Table 1. Demographic and clinical Data of the patients.
| Pat. | Diagnose | MRI findings | Age at EEG | AED | Type of seizures |
|---|---|---|---|---|---|
| 1 1 | HIE a | Signal abnormality and swelling of basal ganglia and thalami | 1 day | PB | No clinical seizures |
| 2 1 | HIE b | Global cerebral, basal ganglia and thalamus infarction | 13 mo | MDL | No clinical seizures |
| 3 1 | Epileptic encephalopathy | brain malformation, simplified gyration, hypoplastic cerebellum | 1 mo | none | No clinical seizures |
| 4 1 | Neurometabolic disease c | Multiple, bilateral hemorrhages | 5 day | none | No clinical Seizures |
| 5 1 | HIE, IC hemorrhage | Brain atrophy d | 3 days | PB | No clinical Seizures |
| 6 1 | Migrating epilepsy | Normal | 7 mo | PHT, CLZ, ZNS, Ketogenic diet | Focal motor and Tonic seizures |
| 7 1 | Non-ketotic hyperglycinaemia | Mild delay of myelination | 2 mo | PB | Tonic seizures |
| 8 1 | HIE, ICH | Intracerebral Heamorrhage, oedema e | 6 days | PB, PHT | No clinical seizures |
| 9 1 | Metabolic | bilateral perisylvian and insular polymicrogyria | 6 weeks | PB | Tonic seizures |
| 10 2 | Focal epilepsy. later West-Syndrome | Delay of myelination, potentially focal cotical dysplasia | 8 mo | OXC, VPA, STP | Focal tonic seizures |
| 11 2 | EME DD: Otahara | Delay of myelination, progressive atrophy of white matter | 11 mo | PHT, CLB, TPM, CLB | Tonic seizures in series, polytopic myoclonia |
| 12 2 | Focal epilepsy. later West-Syndrome | No definitely pathological finding | 1 yr | STM, VGB | Tonic-clonic seizures |
| 13 2 | Focal epilepsy. later West syndrome | Myelination delay, focal cortical dysplasia of the left frontal lobe | 9 mo | PHT, CLB | Epileptic spasms in series |
List of abbreviation: AED Antiepileptic drugs; EEG Electroencephalography; PB Phenobarbital; MDL Midazolam; PHT Phenytoin; CLZ Clonazepam; ZNS Zonisamid; OXC—Oxcarbazepin, CLB Clobazam, STP Stiripenton. VGB Vigabatrin, STM Sulthiam. HIE hypoxic ischemic encephalopathy; IC intracranial Hemorrhage;
1 Patients from the Department of Neurophysiology, Great Ormond Street Hospital for children, London, UK.

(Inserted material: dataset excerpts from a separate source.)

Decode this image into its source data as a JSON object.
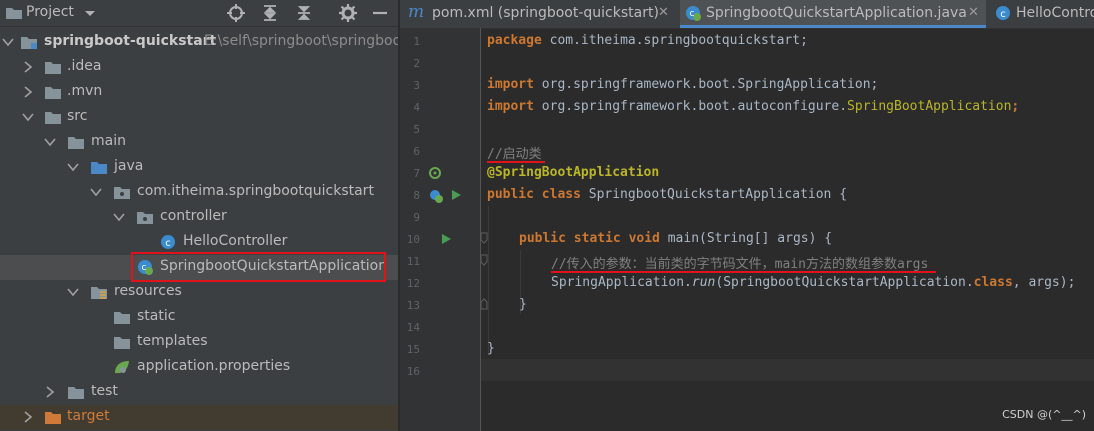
{
  "project_panel": {
    "title": "Project",
    "tree": [
      {
        "label": "springboot-quickstart",
        "path": "E:\\self\\springboot\\springboo",
        "icon": "module-folder-icon"
      },
      {
        "label": ".idea",
        "icon": "folder-icon"
      },
      {
        "label": ".mvn",
        "icon": "folder-icon"
      },
      {
        "label": "src",
        "icon": "folder-icon"
      },
      {
        "label": "main",
        "icon": "folder-icon"
      },
      {
        "label": "java",
        "icon": "source-folder-icon"
      },
      {
        "label": "com.itheima.springbootquickstart",
        "icon": "package-icon"
      },
      {
        "label": "controller",
        "icon": "package-icon"
      },
      {
        "label": "HelloController",
        "icon": "class-icon"
      },
      {
        "label": "SpringbootQuickstartApplication",
        "icon": "spring-boot-class-icon"
      },
      {
        "label": "resources",
        "icon": "resources-folder-icon"
      },
      {
        "label": "static",
        "icon": "folder-icon"
      },
      {
        "label": "templates",
        "icon": "folder-icon"
      },
      {
        "label": "application.properties",
        "icon": "spring-properties-icon"
      },
      {
        "label": "test",
        "icon": "folder-icon"
      },
      {
        "label": "target",
        "icon": "excluded-folder-icon"
      }
    ]
  },
  "tabs": [
    {
      "label": "pom.xml (springboot-quickstart)",
      "icon": "maven-icon"
    },
    {
      "label": "SpringbootQuickstartApplication.java",
      "icon": "spring-boot-class-icon",
      "active": true
    },
    {
      "label": "HelloContro",
      "icon": "class-icon"
    }
  ],
  "editor": {
    "line_numbers": [
      "1",
      "2",
      "3",
      "4",
      "5",
      "6",
      "7",
      "8",
      "9",
      "10",
      "11",
      "12",
      "13",
      "14",
      "15",
      "16"
    ],
    "lines": {
      "l1_kw": "package",
      "l1_rest": " com.itheima.springbootquickstart;",
      "l3_kw": "import",
      "l3_rest": " org.springframework.boot.SpringApplication;",
      "l4_kw": "import",
      "l4_rest": " org.springframework.boot.autoconfigure.",
      "l4_ann": "SpringBootApplication",
      "l4_end": ";",
      "l6_cmt": "//启动类",
      "l7_ann": "@SpringBootApplication",
      "l8_kw": "public class",
      "l8_rest": " SpringbootQuickstartApplication {",
      "l10_kw": "public static void",
      "l10_rest": " main(String[] args) {",
      "l11_cmt": "//传入的参数：当前类的字节码文件，main方法的数组参数args",
      "l12_a": "SpringApplication.",
      "l12_it": "run",
      "l12_b": "(SpringbootQuickstartApplication.",
      "l12_kw": "class",
      "l12_c": ", args);",
      "l13": "}",
      "l15": "}"
    }
  },
  "watermark": "CSDN @(^__^)",
  "colors": {
    "keyword": "#cc7832",
    "annotation": "#bbb529",
    "comment": "#808080",
    "highlight_box": "#e0121c"
  }
}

2 Patients from the Department of Neuropediatrics at the University Hospital of Schleswig-Holstein, campus Kiel and the Northern German Epilepsy Centre for children & adolescents, Schwentinental/Raisdorf, Germany
a Severe perinatal hypoxic ischemic encephalopathy
b Severe hypoxic ischemic encephalopathy due to an aspiration with the grape and respiratory and cardiac arrest.
c DD: thromboembolic disease or genetic / mitochondrial disease.
d Marked brain atrophy, almost no remaining occipital parenchymal tissue. No underlying structural cause for the previous hemorrhage.
e Intraventricular haemorrhage, hydrocephalus. Diffuse cerebral hemisphere oedema. Left cerebellar and infra and supratentorial subdural haematoma, A small non-compressive intradural haematoma in the upper thoracic spine, subarachnoid haemorrhage.